Jumat, 29 Maret 2024

Fenomena Jual Beli Suara

Berita Terkait

batampos.co.id – Pelaksanaan Pemilu 2019 tinggal menghitung hari. Memanfaatkan waktu yang tersisa, sejumlah calon legislatif (caleg) mencoba menempuh jalan pintas untuk meraih suara terbanyak. Yakni dengan membeli suara rakyat dengan beragam modus. Tak tanggung-tanggung, mereka berani membayar hingga Rp 300 ribu untuk satu suara.

Pengalaman ini disampaikan Adi, warga Perumahan Arira, Nongsa, Batam. Ia mengaku dihubungi seseorang yang tak dikenalnya melalui ponsel. Kepada Adi, orang tersebut mengaku sebagai tim sukses dari caleg DPRD Provinsi Kepri untuk dapil Batamkota, Lubukbaja, Batuampar, dan Bengkong.

“Ia menawarkan bantuan Rp 300 ribu. Katanya akan datang nanti ke rumah,” ujar Adi, Jumat (22/3) lalu.

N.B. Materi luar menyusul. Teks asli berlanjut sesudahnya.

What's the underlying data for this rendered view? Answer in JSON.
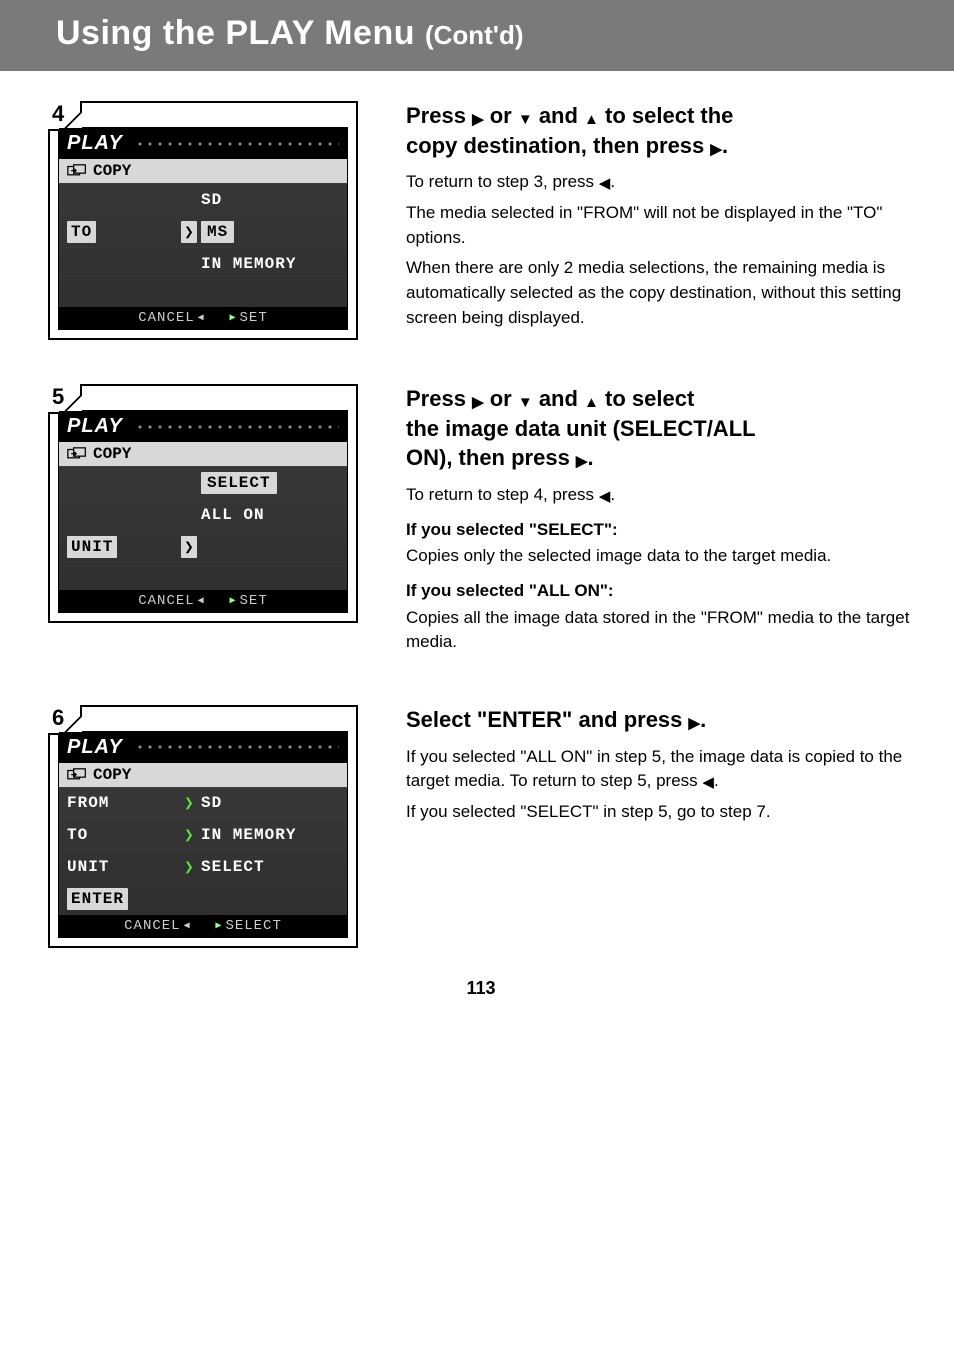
{
  "title": {
    "main": "Using the PLAY Menu ",
    "sub": "(Cont'd)"
  },
  "glyphs": {
    "right": "▶",
    "left": "◀",
    "down": "▼",
    "up": "▲",
    "chev": "❯"
  },
  "lcd_common": {
    "play": "PLAY",
    "copy": "COPY",
    "cancel": "CANCEL",
    "set": "SET",
    "select_footer": "SELECT"
  },
  "step4": {
    "num": "4",
    "rows": {
      "r1_value": "SD",
      "r2_label": "TO",
      "r2_value": "MS",
      "r3_value": "IN MEMORY"
    },
    "head": [
      "Press ",
      " or ",
      " and ",
      " to select the",
      "copy destination, then press ",
      "."
    ],
    "body": [
      "To return to step 3, press ",
      ".",
      "The media selected in \"FROM\" will not be displayed in the \"TO\" options.",
      "When there are only 2 media selections, the remaining media is automatically selected as the copy destination, without this setting screen being displayed."
    ]
  },
  "step5": {
    "num": "5",
    "rows": {
      "r1_value": "SELECT",
      "r2_value": "ALL ON",
      "r3_label": "UNIT"
    },
    "head": [
      "Press ",
      " or ",
      " and ",
      " to select",
      "the image data unit (SELECT/ALL",
      " ON), then press ",
      "."
    ],
    "body": [
      "To return to step 4, press ",
      "."
    ],
    "optA": {
      "title": "If you selected \"SELECT\":",
      "text": "Copies only the selected image data to the target media."
    },
    "optB": {
      "title": "If you selected \"ALL ON\":",
      "text": "Copies all the image data stored in the \"FROM\" media to the target media."
    }
  },
  "step6": {
    "num": "6",
    "rows": {
      "from_l": "FROM",
      "from_v": "SD",
      "to_l": "TO",
      "to_v": "IN MEMORY",
      "unit_l": "UNIT",
      "unit_v": "SELECT",
      "enter": "ENTER"
    },
    "head": [
      "Select \"ENTER\" and press ",
      "."
    ],
    "body": [
      "If you selected \"ALL ON\" in step 5, the image data is copied to the target media. To return to step 5, press ",
      ".",
      "If you selected \"SELECT\" in step 5, go to step 7."
    ]
  },
  "page_number": "113"
}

Menurut Adi, praktik jual beli suara dengan modus memberi bantuan uang ini bukan hal baru baginya. Hal serupa juga pernah ia alami dalam Pemilu 2014 lalu.

Namun bagi Adi, tawaran uang tersebut tak akan berpengaruh terhadap pilihannya.

“Sebenarnya saya sudah punya pilihan,” ungkapnya.

Hal yang sama diungkapkan M Siahaan, warga Sagulung. Ia mengaku mendapat tawaran uang Rp 200 ribu dari seorang caleg. Dengan catatan, Siahaan harus memilihnya saat hari pencoblosan pada 17 April mendatang.

Berbeda dengan Adi, Siahaan mengaku cara-cara seperti cukup efektif untuk menentukan pilihan pemilih. Ia sendiri mengaku akan memilih caleg yang mau memberikan uang untuk suaranya.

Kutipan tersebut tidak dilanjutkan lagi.